Integrating Kafka and Schema Registry

About This Task

If you are running HDF without NiFi, integrate your Kafka Producer and Consumer manually. To do this you must add a dependency on the Schema Registry Serdes, and update the Kafka Producer and Kafka Consumer configuration files.

Steps to Add a Schema Registry Serdes Dependency

  1. Add the following text to schema-registry-serdes:
    <dependency>
          <groupId>com.hortonworks.registries</groupId>
          <artifactId>schema-registry-serdes</artifactId>
    </dependency>

Steps to Integrate the Kafka Producer

  1. Add the following text to the Kafka Producer configuration:
    config.put(ProducerConfig.BOOTSTRAP_SERVERS_CONFIG, bootstrapServers);
    config.putAll(Collections.singletonMap(SchemaRegistryClient.Configuration.SCHEMA_REGISTRY_URL.name(), props.get(SCHEMA_REGISTRY_URL)));
    config.put(ProducerConfig.KEY_SERIALIZER_CLASS_CONFIG, StringSerializer.class.getName());
    config.put(ProducerConfig.VALUE_SERIALIZER_CLASS_CONFIG, KafkaAvroSerializer.class.getName());
    
  2. Edit the above text with values for the following properties:
    • schema.registry.url

    • key.serializer

    • value.serializer

Steps to Integrate the Kafka Consumer

  1. Add the following text to the Kafka Consumer configuration:
    config.put(ConsumerConfig.BOOTSTRAP_SERVERS_CONFIG, bootstrapServers);
    config.putAll(Collections.singletonMap(SchemaRegistryClient.Configuration.SCHEMA_REGISTRY_URL.name(), props.get(SCHEMA_REGISTRY_URL)));
    config.put(ConsumerConfig.KEY_DESERIALIZER_CLASS_CONFIG, StringDeserializer.class.getName());
    config.put(ConsumerConfig.VALUE_DESERIALIZER_CLASS_CONFIG, KafkaAvroDeserializer.class.getName());
  2. Edit the above text with values for the following properties:
    • schema.registry.url

    • key.deserializer

    • value.deserializer

Steps to Customize Client Cache Duration

By default, Schema Registry clients are only able to cache the schema for 5 minutes. To customize the cache duration, configure the cache properties.

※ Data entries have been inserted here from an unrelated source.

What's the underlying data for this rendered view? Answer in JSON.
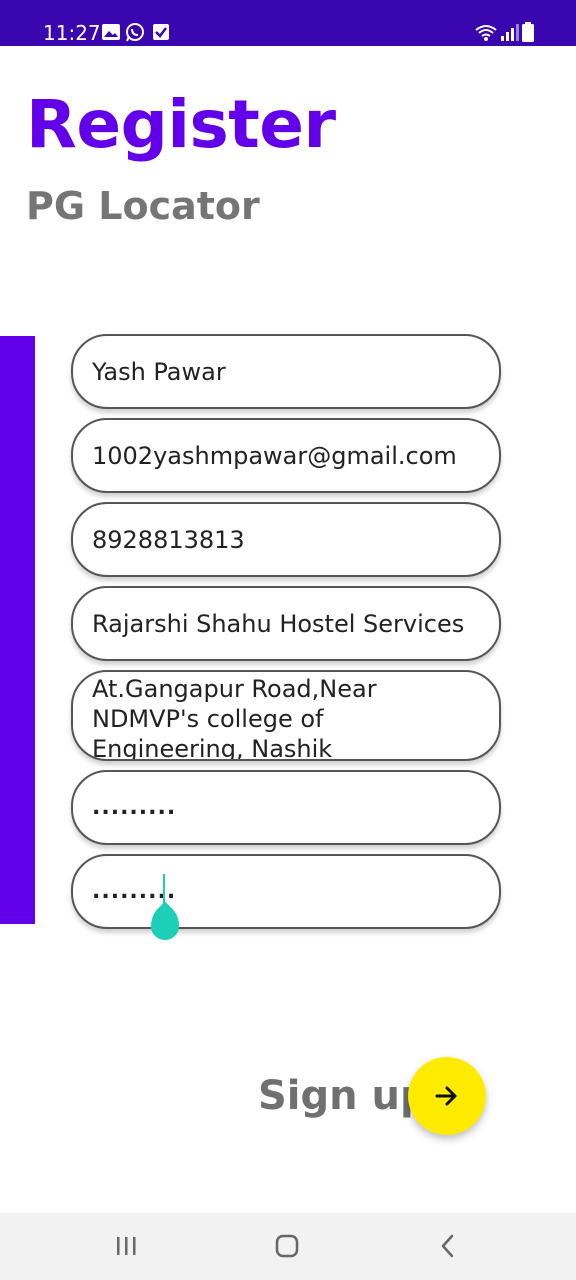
{
  "status_bar": {
    "time": "11:27",
    "icons": [
      "image-icon",
      "whatsapp-icon",
      "checkbox-icon",
      "wifi-icon",
      "signal-icon",
      "battery-icon"
    ]
  },
  "header": {
    "title": "Register",
    "subtitle": "PG Locator"
  },
  "form": {
    "name": "Yash Pawar",
    "email": "1002yashmpawar@gmail.com",
    "phone": "8928813813",
    "hostel_name": "Rajarshi Shahu Hostel Services",
    "address": "At.Gangapur Road,Near\nNDMVP's college of\nEngineering, Nashik",
    "password": ".........",
    "confirm_password": "........."
  },
  "signup": {
    "label": "Sign up",
    "icon": "arrow-right-icon"
  },
  "nav_bar": {
    "icons": [
      "recent-apps-icon",
      "home-icon",
      "back-icon"
    ]
  },
  "colors": {
    "status_bar": "#3a06b0",
    "accent": "#6200ea",
    "fab": "#ffeb00",
    "cursor": "#1ccfb6",
    "subtitle": "#757575"
  }
}
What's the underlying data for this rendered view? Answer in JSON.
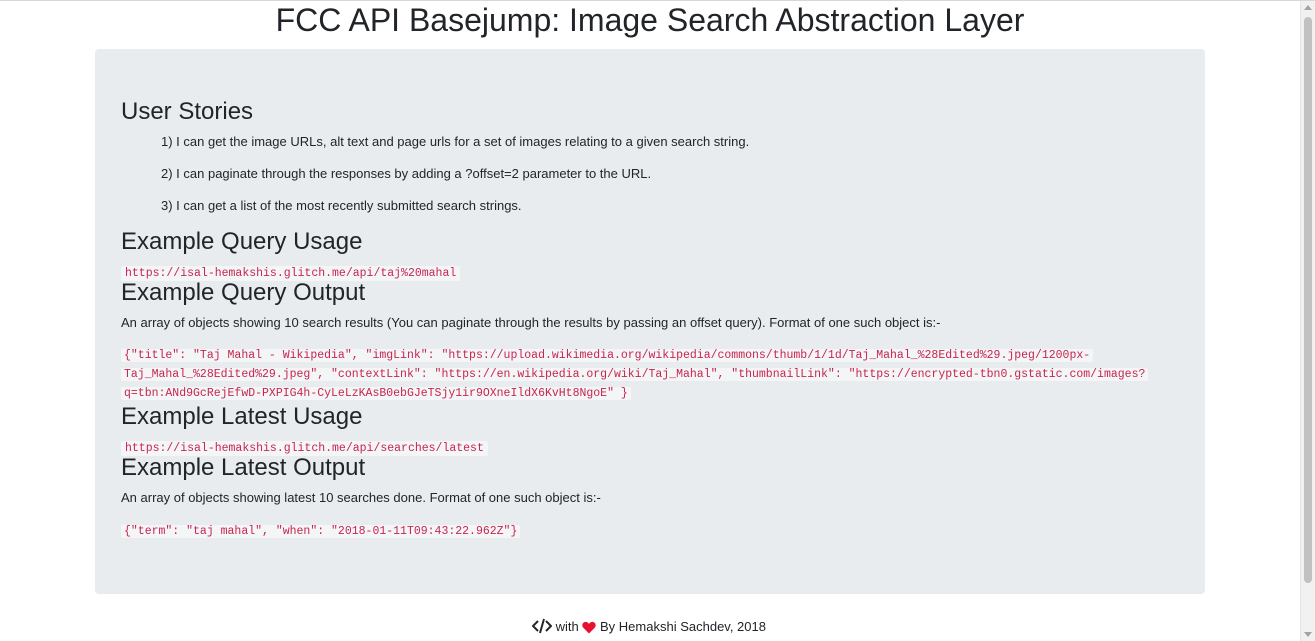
{
  "page": {
    "title": "FCC API Basejump: Image Search Abstraction Layer"
  },
  "user_stories": {
    "heading": "User Stories",
    "items": [
      "1) I can get the image URLs, alt text and page urls for a set of images relating to a given search string.",
      "2) I can paginate through the responses by adding a ?offset=2 parameter to the URL.",
      "3) I can get a list of the most recently submitted search strings."
    ]
  },
  "query_usage": {
    "heading": "Example Query Usage",
    "url": "https://isal-hemakshis.glitch.me/api/taj%20mahal"
  },
  "query_output": {
    "heading": "Example Query Output",
    "description": "An array of objects showing 10 search results (You can paginate through the results by passing an offset query). Format of one such object is:-",
    "code_lines": [
      "{\"title\": \"Taj Mahal - Wikipedia\", \"imgLink\": \"https://upload.wikimedia.org/wikipedia/commons/thumb/1/1d/Taj_Mahal_%28Edited%29.jpeg/1200px-",
      "Taj_Mahal_%28Edited%29.jpeg\", \"contextLink\": \"https://en.wikipedia.org/wiki/Taj_Mahal\", \"thumbnailLink\": \"https://encrypted-tbn0.gstatic.com/images?",
      "q=tbn:ANd9GcRejEfwD-PXPIG4h-CyLeLzKAsB0ebGJeTSjy1ir9OXneIldX6KvHt8NgoE\" }"
    ]
  },
  "latest_usage": {
    "heading": "Example Latest Usage",
    "url": "https://isal-hemakshis.glitch.me/api/searches/latest"
  },
  "latest_output": {
    "heading": "Example Latest Output",
    "description": "An array of objects showing latest 10 searches done. Format of one such object is:-",
    "code": "{\"term\": \"taj mahal\", \"when\": \"2018-01-11T09:43:22.962Z\"}"
  },
  "footer": {
    "with_text": "with",
    "by_text": "By Hemakshi Sachdev, 2018",
    "code_icon": "code-icon",
    "heart_icon": "heart-icon",
    "heart_color": "#e8112d"
  }
}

  1. Customize the values for the following properties:
    • Schema Metadata Cache:
      schema.registry.client.schema.metadata.cache.expiry.interval.secs

      Expiry interval (in seconds) of an entry in schema metadata cache. Default is 300 seconds.

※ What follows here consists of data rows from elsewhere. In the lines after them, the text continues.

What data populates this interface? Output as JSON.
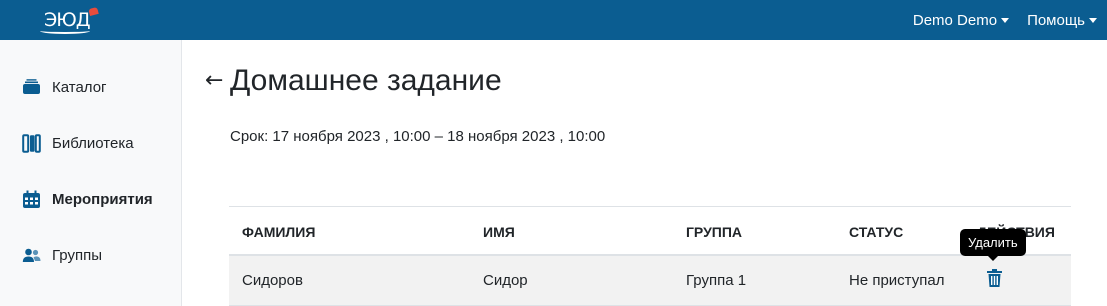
{
  "header": {
    "logo_text": "ЭЮД",
    "user_menu": "Demo Demo",
    "help_menu": "Помощь"
  },
  "sidebar": {
    "items": [
      {
        "label": "Каталог",
        "icon": "catalog-icon"
      },
      {
        "label": "Библиотека",
        "icon": "library-icon"
      },
      {
        "label": "Мероприятия",
        "icon": "calendar-icon",
        "active": true
      },
      {
        "label": "Группы",
        "icon": "users-icon"
      }
    ]
  },
  "main": {
    "title": "Домашнее задание",
    "deadline": "Срок: 17 ноября 2023 , 10:00 – 18 ноября 2023 , 10:00"
  },
  "table": {
    "headers": [
      "Фамилия",
      "Имя",
      "Группа",
      "Статус",
      "Действия"
    ],
    "rows": [
      {
        "last_name": "Сидоров",
        "first_name": "Сидор",
        "group": "Группа 1",
        "status": "Не приступал"
      }
    ]
  },
  "tooltip": "Удалить",
  "colors": {
    "brand": "#0b5d91",
    "icon": "#0b5d91"
  }
}
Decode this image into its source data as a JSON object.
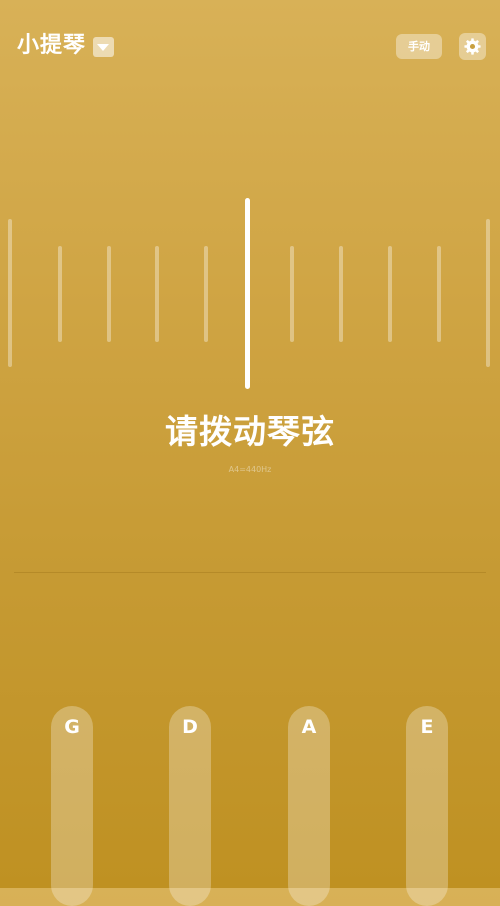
{
  "header": {
    "instrument": "小提琴",
    "mode_label": "手动"
  },
  "tuner": {
    "status": "请拨动琴弦",
    "reference": "A4=440Hz"
  },
  "strings": [
    {
      "note": "G"
    },
    {
      "note": "D"
    },
    {
      "note": "A"
    },
    {
      "note": "E"
    }
  ],
  "icons": {
    "dropdown": "chevron-down-icon",
    "settings": "settings-icon"
  },
  "colors": {
    "background_top": "#d8b157",
    "background_bottom": "#bf9122",
    "needle": "#ffffff"
  }
}
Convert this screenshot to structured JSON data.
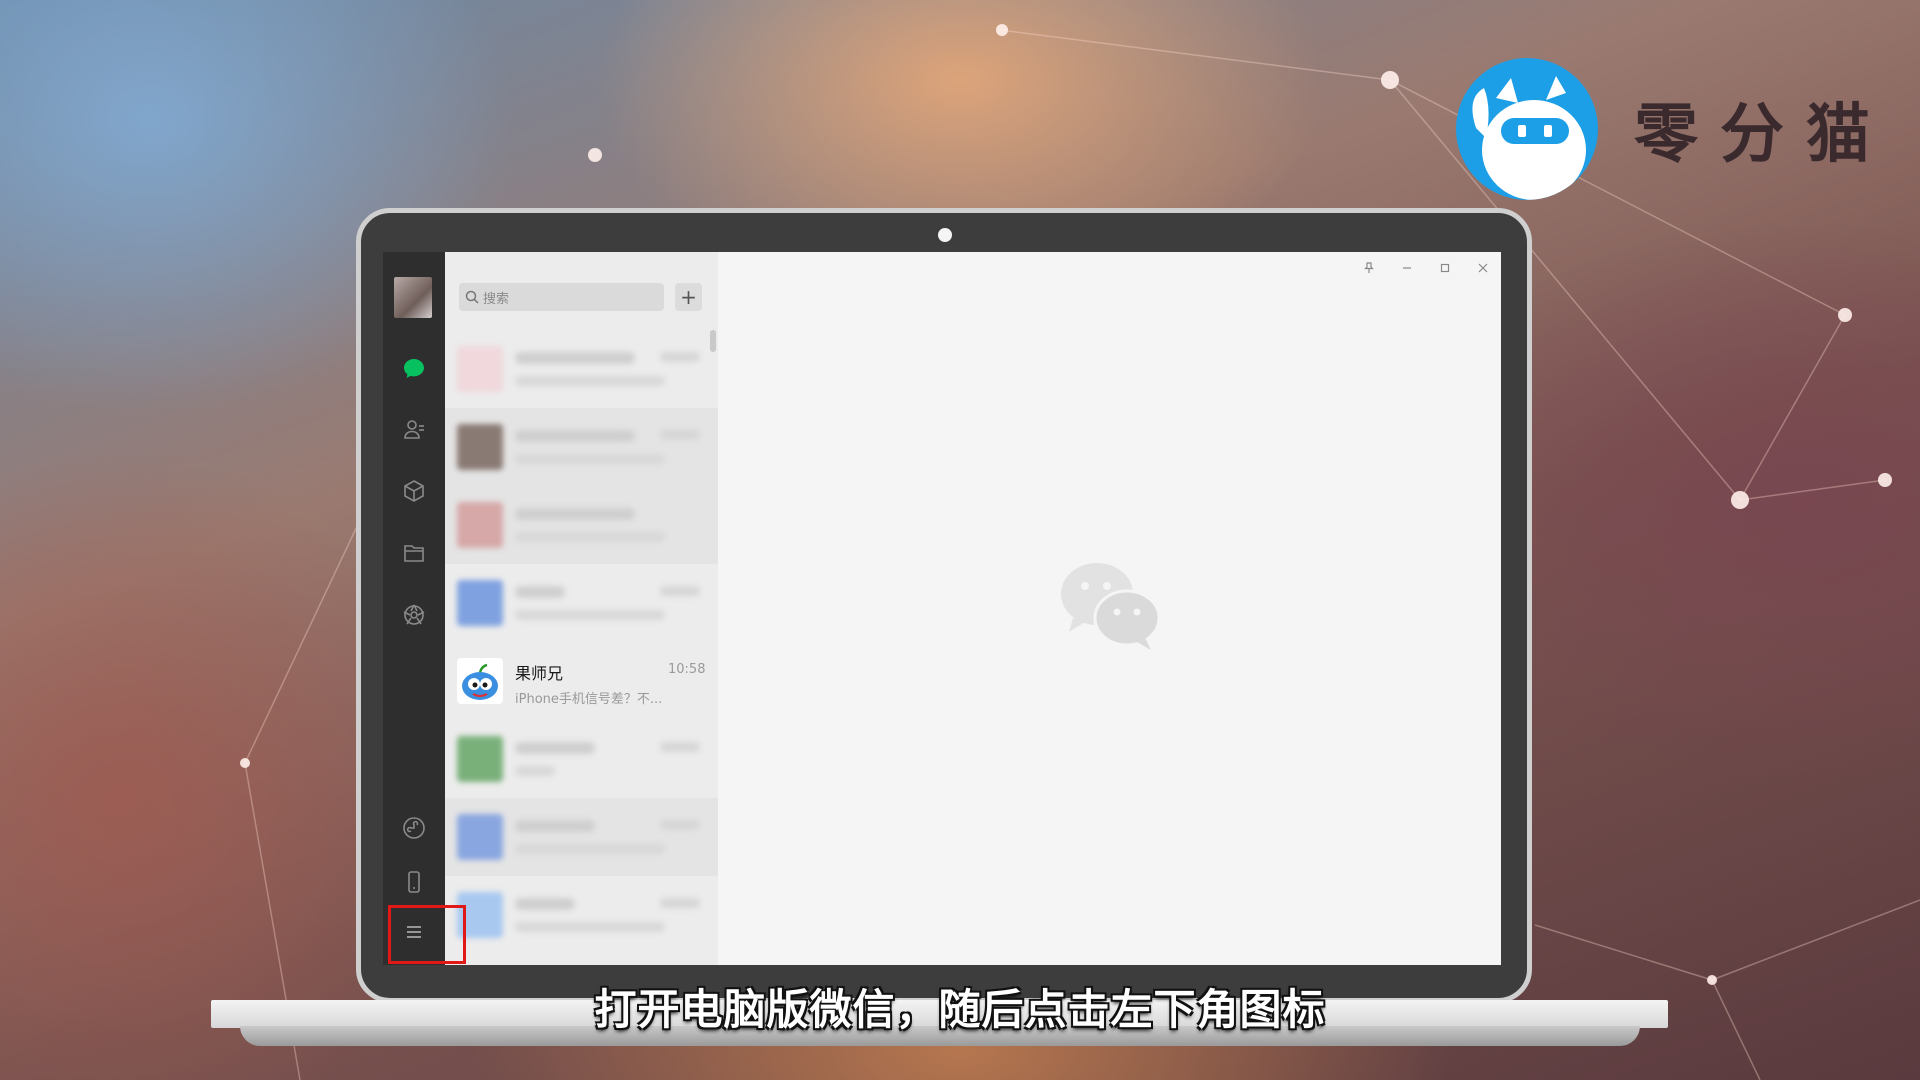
{
  "brand": {
    "name": "零分猫",
    "accent": "#1c9fe6"
  },
  "subtitle": "打开电脑版微信，随后点击左下角图标",
  "wechat": {
    "sidebar": {
      "icons": [
        "chat-icon",
        "contacts-icon",
        "favorites-icon",
        "files-icon",
        "moments-icon",
        "mini-program-icon",
        "phone-icon",
        "menu-icon"
      ],
      "active_color": "#07c160"
    },
    "search": {
      "placeholder": "搜索",
      "add_label": "+"
    },
    "chats": [
      {
        "name": "果师兄",
        "time": "10:58",
        "preview": "iPhone手机信号差？不..."
      }
    ],
    "window_controls": [
      "pin-icon",
      "minimize-icon",
      "maximize-icon",
      "close-icon"
    ]
  }
}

    • Schema Version Cache:
      schema.registry.client.schema.version.cache.expiry.interval.secs

      Expiry interval (in seconds) of an entry in schema version cache. Default is 300 seconds.

    • Schema Text Cache:
      schema.registry.client.schema.text.cache.expiry.interval.secs

      Expiry interval (in seconds) of an entry in schema text cache. Default is 300 seconds.

    • Class Loader Cache
      schema.registry.client.class.loader.cache.expiry.interval.secs

      Expiry interval (in seconds) of an entry in the serializer/deserializer class loader cache. Default is 300 seconds.